The anti-Messianic group Yad L'achim has been using the Chief Rabbi of the City of Ramle, Rav. Yechiel Abuchatzeira, to promise prayers for marital partners, pregnancies, financial prosperity and more to anyone making a donation to their organization.
According to Rabbi Eli Ben-Dahan, Deputy Minister of Religious Services, it is illegal for rabbis employed by the state to raise funds for an organization that is actively trying to prevent missionary or Messianic activities. The Deputy Minister made the announcement in response to a complaint by the Hiddush organization for religious freedom against the Yad L'achim fund-raising campaign.
Rabbi Abuchatzeira was also rebuked for using his position as a government employee to help raise money for the anti-Messianic organization "in a way prohibited by law and unworthy of a municipality Rabbi." Yad L'achim was told to take down the problematic ad campaign (pictured), which included a link where visitors could make a donation to the organization in order to receive a blessing from the Rabbi.
Abuchatzeira is nephew to Rabbi Israel Abuhatzeira, famously known as the Baba Sali, a leading Moroccan Sephardic Kabbalist renowned for his alleged ability to work miracles through his prayers. His protégé nephew Yechiel Abuhatzeira, also a Kabbalist, promised to work similar miracles by praying for Yad L'achim donors at the grave of Rabbi Jonathan Ben Uzziel, a 1st century sage who wrote a large part of the Kabbalist literature.
The Yad L'achim miracles-for-dollars campaign was designed specifically for Tu B'Av, the Jewish holiday which fell on August 11 this year and is thought to be a favorable day for singles wishing to get married. Multitudes of Israelis are lured into these schemes.
Organizations like Yad L'achim are well known for taking advantage of people through these kinds of manipulative campaigns. Over the years, Yad L'achim, together with other similar sects, have promised everything from long life to male children for a price.

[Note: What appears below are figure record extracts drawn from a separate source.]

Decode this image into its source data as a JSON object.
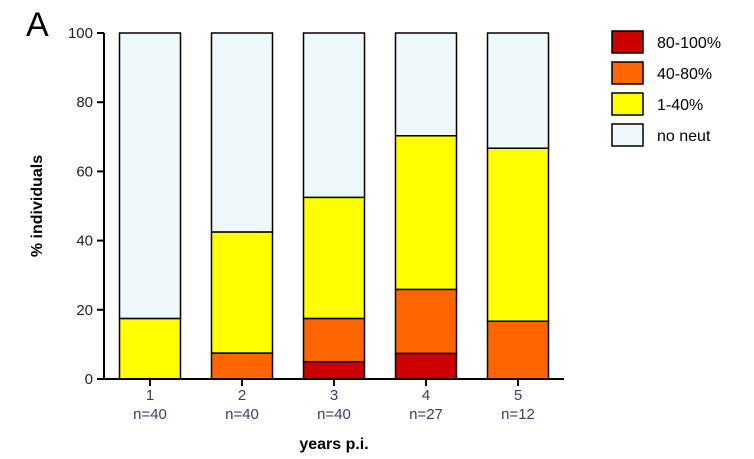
{
  "panel_label": "A",
  "chart_data": {
    "type": "bar",
    "stacked": true,
    "title": "",
    "xlabel": "years p.i.",
    "ylabel": "% individuals",
    "ylim": [
      0,
      100
    ],
    "yticks": [
      0,
      20,
      40,
      60,
      80,
      100
    ],
    "categories": [
      "1",
      "2",
      "3",
      "4",
      "5"
    ],
    "category_sublabels": [
      "n=40",
      "n=40",
      "n=40",
      "n=27",
      "n=12"
    ],
    "series": [
      {
        "name": "80-100%",
        "color": "#cc0000",
        "values": [
          0,
          0,
          5,
          7.4,
          0
        ]
      },
      {
        "name": "40-80%",
        "color": "#ff6600",
        "values": [
          0,
          7.5,
          12.5,
          18.5,
          16.7
        ]
      },
      {
        "name": "1-40%",
        "color": "#ffff00",
        "values": [
          17.5,
          35,
          35,
          44.4,
          50
        ]
      },
      {
        "name": "no neut",
        "color": "#eef8fb",
        "values": [
          82.5,
          57.5,
          47.5,
          29.7,
          33.3
        ]
      }
    ],
    "legend_position": "right",
    "legend_order": [
      "80-100%",
      "40-80%",
      "1-40%",
      "no neut"
    ],
    "grid": false
  }
}
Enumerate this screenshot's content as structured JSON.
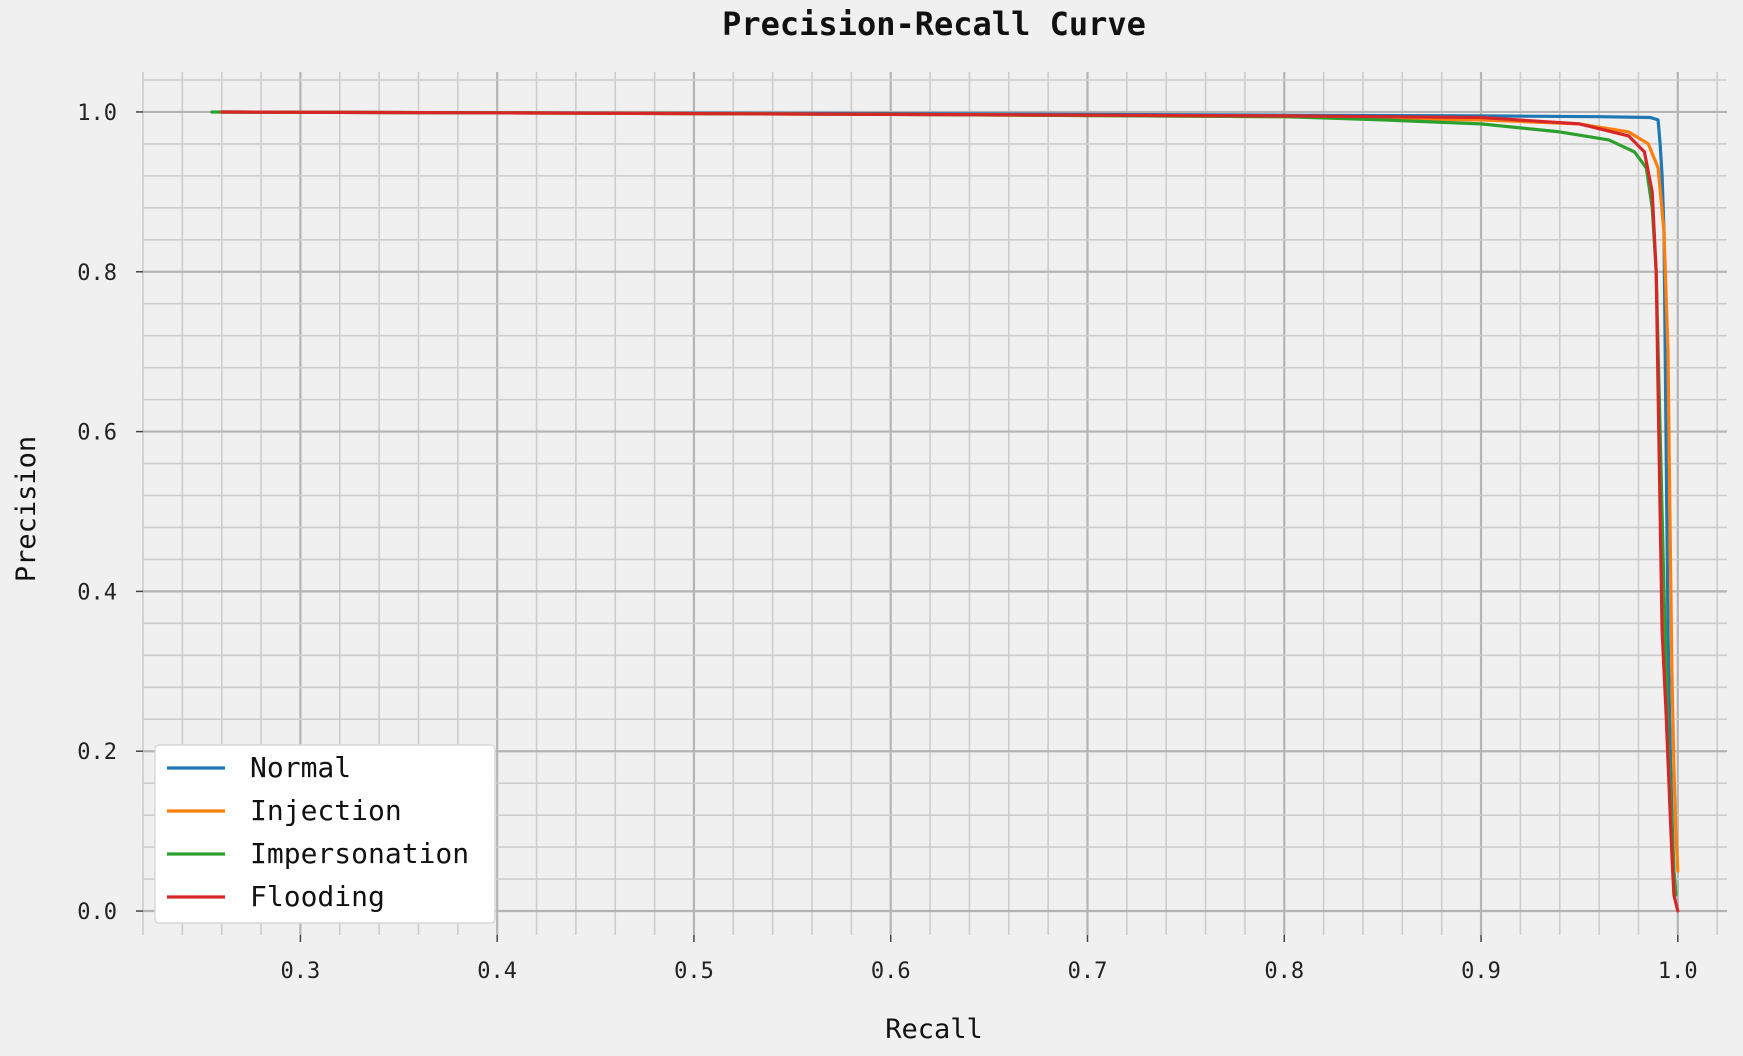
{
  "chart_data": {
    "type": "line",
    "title": "Precision-Recall Curve",
    "xlabel": "Recall",
    "ylabel": "Precision",
    "xlim": [
      0.22,
      1.025
    ],
    "ylim": [
      -0.03,
      1.05
    ],
    "grid": true,
    "legend_position": "lower-left",
    "x_ticks": [
      "0.3",
      "0.4",
      "0.5",
      "0.6",
      "0.7",
      "0.8",
      "0.9",
      "1.0"
    ],
    "y_ticks": [
      "0.0",
      "0.2",
      "0.4",
      "0.6",
      "0.8",
      "1.0"
    ],
    "series": [
      {
        "name": "Normal",
        "color": "#1f77b4",
        "points": [
          [
            0.26,
            1.0
          ],
          [
            0.4,
            0.999
          ],
          [
            0.6,
            0.998
          ],
          [
            0.8,
            0.996
          ],
          [
            0.9,
            0.995
          ],
          [
            0.96,
            0.994
          ],
          [
            0.986,
            0.993
          ],
          [
            0.99,
            0.99
          ],
          [
            0.991,
            0.96
          ],
          [
            0.992,
            0.92
          ],
          [
            0.993,
            0.85
          ],
          [
            0.994,
            0.6
          ],
          [
            0.995,
            0.35
          ],
          [
            0.996,
            0.22
          ],
          [
            0.997,
            0.12
          ],
          [
            0.998,
            0.05
          ],
          [
            0.999,
            0.02
          ]
        ]
      },
      {
        "name": "Injection",
        "color": "#ff7f0e",
        "points": [
          [
            0.26,
            1.0
          ],
          [
            0.4,
            0.999
          ],
          [
            0.6,
            0.997
          ],
          [
            0.8,
            0.994
          ],
          [
            0.9,
            0.99
          ],
          [
            0.95,
            0.985
          ],
          [
            0.975,
            0.975
          ],
          [
            0.985,
            0.96
          ],
          [
            0.99,
            0.93
          ],
          [
            0.993,
            0.85
          ],
          [
            0.995,
            0.7
          ],
          [
            0.996,
            0.5
          ],
          [
            0.997,
            0.3
          ],
          [
            0.998,
            0.18
          ],
          [
            0.999,
            0.1
          ],
          [
            1.0,
            0.05
          ]
        ]
      },
      {
        "name": "Impersonation",
        "color": "#2ca02c",
        "points": [
          [
            0.255,
            1.0
          ],
          [
            0.4,
            0.999
          ],
          [
            0.6,
            0.997
          ],
          [
            0.8,
            0.994
          ],
          [
            0.85,
            0.99
          ],
          [
            0.9,
            0.985
          ],
          [
            0.94,
            0.975
          ],
          [
            0.965,
            0.965
          ],
          [
            0.978,
            0.95
          ],
          [
            0.984,
            0.93
          ],
          [
            0.987,
            0.88
          ],
          [
            0.989,
            0.8
          ],
          [
            0.991,
            0.6
          ],
          [
            0.993,
            0.4
          ],
          [
            0.995,
            0.22
          ],
          [
            0.997,
            0.1
          ],
          [
            0.998,
            0.05
          ],
          [
            0.999,
            0.02
          ]
        ]
      },
      {
        "name": "Flooding",
        "color": "#d62728",
        "points": [
          [
            0.26,
            1.0
          ],
          [
            0.4,
            0.999
          ],
          [
            0.6,
            0.997
          ],
          [
            0.8,
            0.995
          ],
          [
            0.9,
            0.993
          ],
          [
            0.95,
            0.985
          ],
          [
            0.975,
            0.97
          ],
          [
            0.983,
            0.95
          ],
          [
            0.987,
            0.9
          ],
          [
            0.989,
            0.8
          ],
          [
            0.99,
            0.65
          ],
          [
            0.991,
            0.5
          ],
          [
            0.992,
            0.35
          ],
          [
            0.994,
            0.25
          ],
          [
            0.996,
            0.13
          ],
          [
            0.997,
            0.07
          ],
          [
            0.998,
            0.02
          ],
          [
            1.0,
            0.0
          ]
        ]
      }
    ]
  }
}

Some Orthodox political parties offer supernatural benefits for voting for them, in spite of a Knesset political campaign law stating that "swearing, cursing, excommunicating, banning, vowing, or promises of blessings are punishable by fine and up to five years in prison."
But the government has been in no rush to enforce the laws against these manipulative practices for fear of losing political support from the religious sector. This week's ruling against Yad L'achim, an organization dedicated to preventing Jewish people from believing in Jesus, came as a surprise to many.